Brigadier Jerome Gautier "Lyle" Balthazar was a senior Sri Lanka Army officer who served as Commander, Security Forces Jaffna and Chief of Staff of the Army.

==Early life and education==
Born in the east coast town of Batticalo, Balthazar was educated at St. Michael's College, Batticalo.

==Military career==
Balthazar joined the newly formed Ceylon Army, received his basic officer training at the Royal Military Academy, Sandhurst. He was commissioned as a Second Lieutenant and posted to the Ceylon Light Infantry. In 1961, Captain Balthazar lead the second Ceylon Army peace keeping contingent to the United Nations Operation in the Congo. In May 1962, Captain Balthazar along with Captain T. I. Weeratunga were transferred to the newly formed Gemunu Watch and served as the adjutant of the 1st Battalion. From 1969 to 1970, Major Balthazar served as an Extra ADC to William Gopallawa, Governor-General of Ceylon. Major Balthazar served with the Gemunu Watch in the 1971 Insurrection and in January 1973 was appointed commanding officer of the 1st Battalion, Gemunu Watch having been promoted to the rank of lieutenant colonel. He was an active athlete, competing in Putt Shot, Discus Throw and Javelin at regimental, Defence Services and National Champions.

Following a military court of inquiry appointed by Commander of the Army Major General Sepala Attygalle into a complaint against Lieutenant Colonel Balthazar by Major A. Hulangamuwa, he was asked to retire by the William Gopallawa, President of Sri Lanka which he did in August 1973. Balthazar won defamation in the District Court against the complaint, but the judgement was overturned later in the appeal court in 1984 and confirmed in the supreme court in 1985.

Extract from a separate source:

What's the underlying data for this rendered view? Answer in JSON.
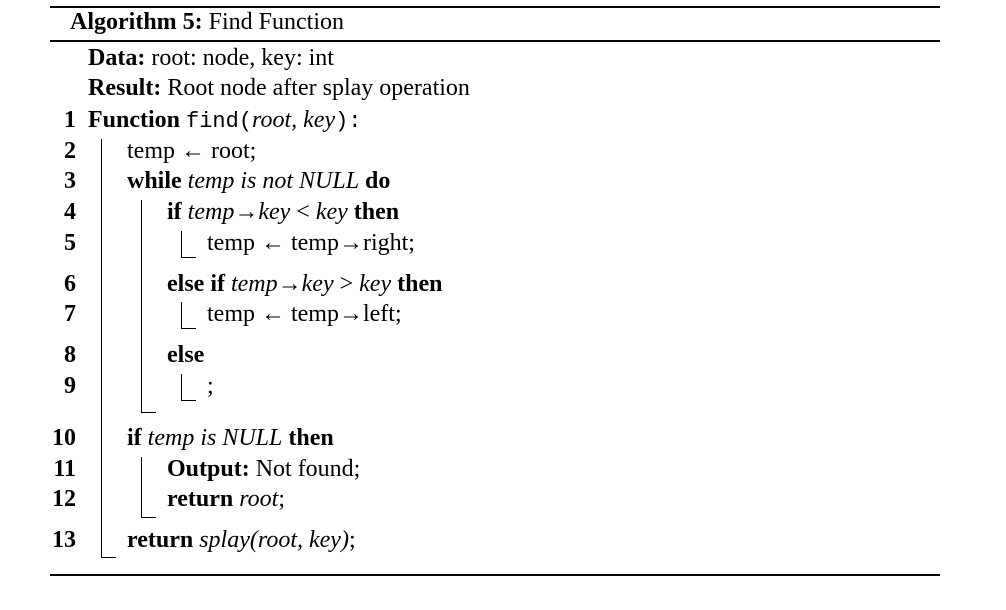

He was reinstated with the rank of colonel and served as the principal staff officer to Brigadier T. I. Weeratunga as he returned to Jaffna in June 1981 as Commander, Security Forces - Jaffna to subdue the Tamil militant groups operating there. In 1983, Balthazar took over as Commander, Security Forces - Jaffna with the rank of Brigadier. As Commander, Security Forces - Jaffna, he had the Army's Task Force 4 Northern and all armed forces units in the province under his command. He initiated military operations to subdue to Tamil militancy taking form in Jaffna in 1983. He was successful in killing Tamil militant leader Charles Lucas Anthony aka Seelan on 15 July 1983. He attempted to raid Tamil militant leader Sellakili's hideout on 24 July 1983. However, Sellakili ambushed one of Balthazar's routine patrols Four Four Bravo killing thirteen soldiers. This incident sparked the Black July riots and is considered to be the start of the Sri Lankan Civil War. He was succeeded by Brigadier Nalin Seneviratne. He served as Chief of Staff of the Army under General Seneviratne during the Vadamarachchi Operation.

Brigadier Balthazar had received the Ceylon Armed Services Long Service Medal, the Republic of Sri Lanka Armed Services Medal, the Purna Bhumi Padakkama and the United Nations Medal for service in the ONUC.

==Family==
He married Kamala Antoinette Maisie "Claudia" Perera.